The athletes believed in their empowerment, their affirmation as Olympic subjects before the states to ensure that the Olympic Charter —"The Olympic Games are competitions between athletes, in individual or team events, and not between countries"— was imposed on reality, an ideal world above wars and barbarities, above Vladimir Putin and the invasion of Ukraine.

They got to work.

But the survey never came to be.

Anticipating its results, and taking for granted that the result of the consultation would be favorable to its idea, two weeks ago, the IOC announced that the "consulted Olympic world" (athletes, IOC members, international federations, national Olympic committees) was agreed to allow Russian athletes who did not explicitly support the Ukrainian invasion to participate in the Paris 2024 Games as neutral athletes, without flag or anthems.

"Through Pau Gasol, who is part of the COE athletes commission and also the IOC, Bach brought us the idea of ​​the survey," explains Ignacio Sola, Olympic pole vaulter in Mexico 68 and president of the Spanish commission. of athletes.

“We prepared the survey, an introduction explaining that the Olympic Charter enshrines the right of all athletes to compete as individuals without being held accountable for the actions of their governments, and a single question.

But shortly after, without waiting for the response from the athletes, the IOC already made the proposal to invite the Russians and the Belarusians and we saw that the survey had no more meaning than that of an academic curiosity, which did not contribute anything ”.
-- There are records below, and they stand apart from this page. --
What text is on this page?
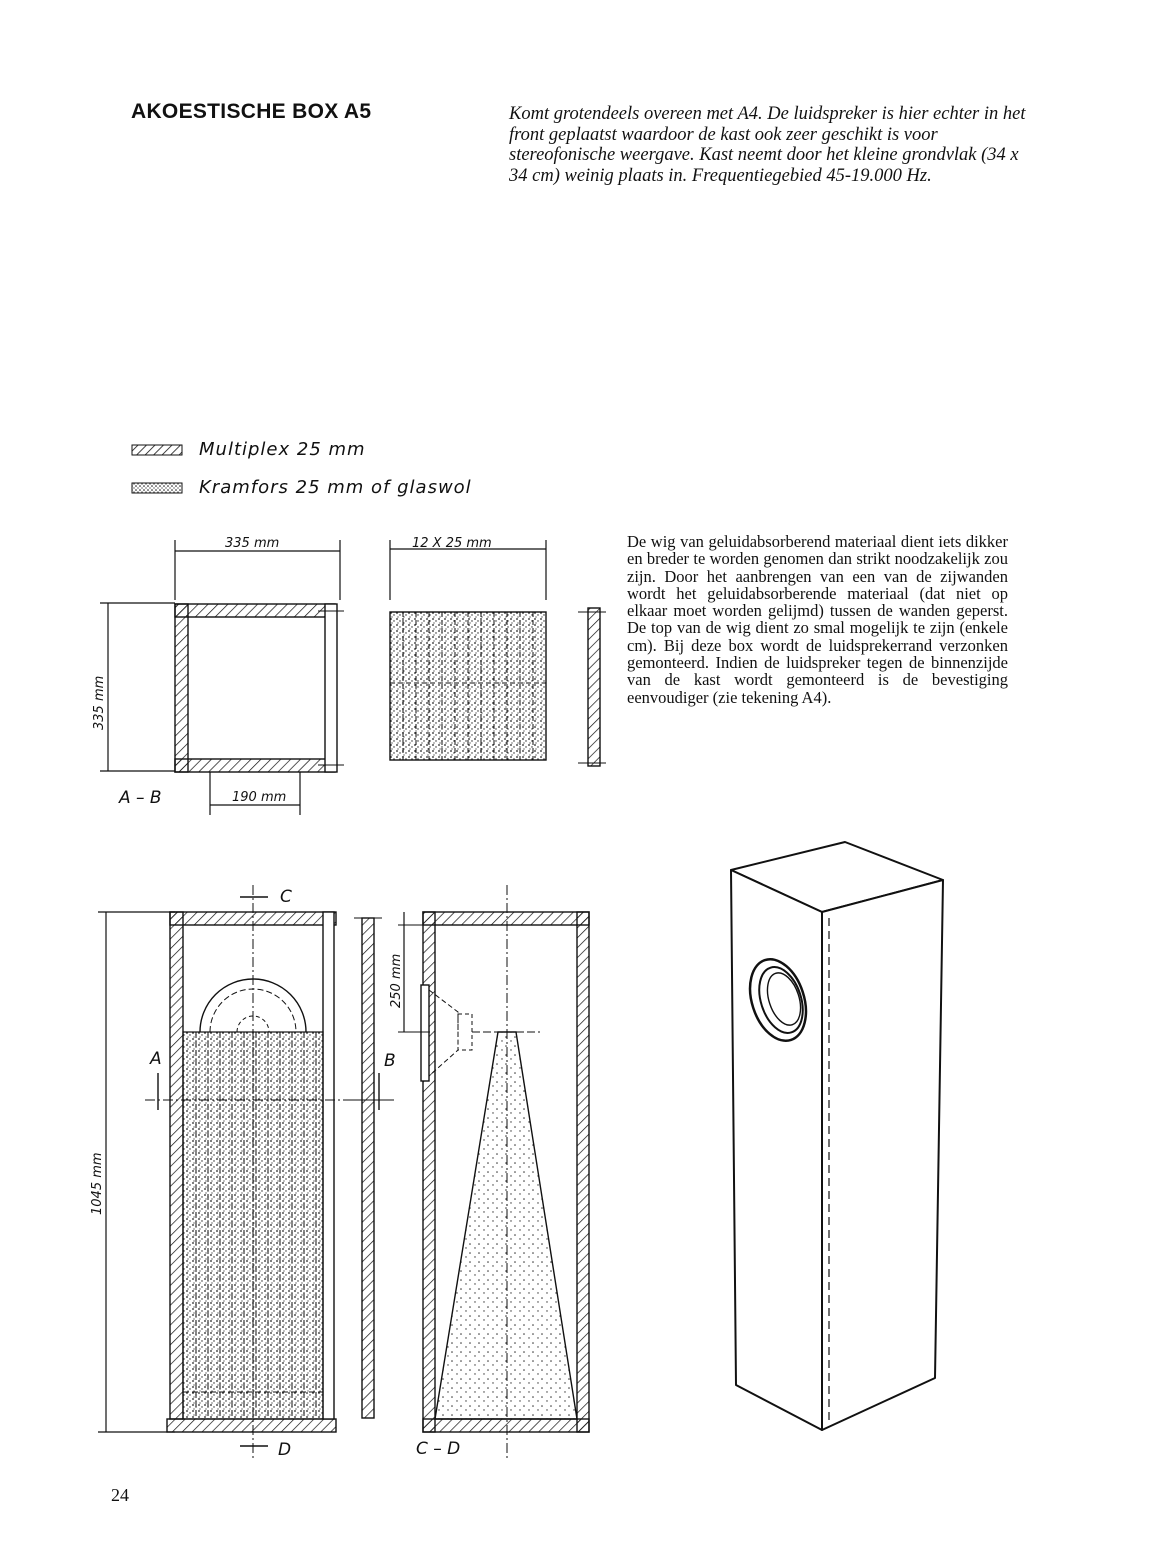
AKOESTISCHE BOX A5	Komt grotendeels overeen met A4. De luidspreker is hier echter in het front geplaatst waardoor de kast ook zeer geschikt is voor stereofonische weergave. Kast neemt door het kleine grondvlak (34 x 34 cm) weinig plaats in. Frequentiegebied 45-19.000 Hz.
Multiplex 25 mm
Kramfors 25 mm of glaswol
De wig van geluidabsorberend materiaal dient iets dikker en breder te worden genomen dan strikt noodzakelijk zou zijn. Door het aanbrengen van een van de zijwanden wordt het geluidabsorberende materiaal (dat niet op elkaar moet worden gelijmd) tussen de wanden geperst. De top van de wig dient zo smal mogelijk te zijn (enkele cm). Bij deze box wordt de luidsprekerrand verzonken gemonteerd. Indien de luidspreker tegen de binnenzijde van de kast wordt gemonteerd is de bevestiging eenvoudiger (zie tekening A4).
335 mm
335 mm
190 mm
A – B
12 X 25 mm
1045 mm
C
D
A	B
250 mm
C – D
24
The task of convincing the world of the necessity of his decision is proving more difficult than he thought for the IOC president, given the fierceness with which Ukraine's president, Volodymyr Zelensky, defends sanctions.

<NO1>imposed on Russian sport.<NO>Although Bach has the support of the United States, on his current tour of Europe, and with the same vigor with which he calls for military aid, planes and tanks, the Ukrainian president seeks support for organize a boycott of the Paris Games if Russian athletes are allowed to compete.

No country has so far joined, although Denmark, Poland and the Baltics have already declared their support for Ukraine.

In France, meanwhile, President Emmanuel Macron is evasive — “sport cannot be politicized.

Athletes from countries at war have the right to compete in Paris 2024″, he declared”—, the mayoress of Paris has been firm against it.

<NO1>Russians and Belarusians.<NO>”The Russians should continue to be sanctioned for the duration of the war.

It would be indecent for them to parade at the Games if bombs kept falling on Ukraine,” said Anne Hidalgo.

A precedent similar to the sanction of world sport against Russia is that of South Africa, banned from the Games from 1964 to 1992 by decision of the United Nations in 1962 as punishment for its

apartheid

policy .

You can follow EL PAÍS Deportes on

Facebook

and

Twitter

, or sign up here to receive

our weekly newsletter

.

Source: elparis

All sports articles on 2023-02-09

You may like

Trends 24h

Latest

© Communities 2019 - Privacy

The information on this site is from external sources that are not under our control.
The inclusion of any links does not necessarily imply a recommendation or endorse the views expressed within them.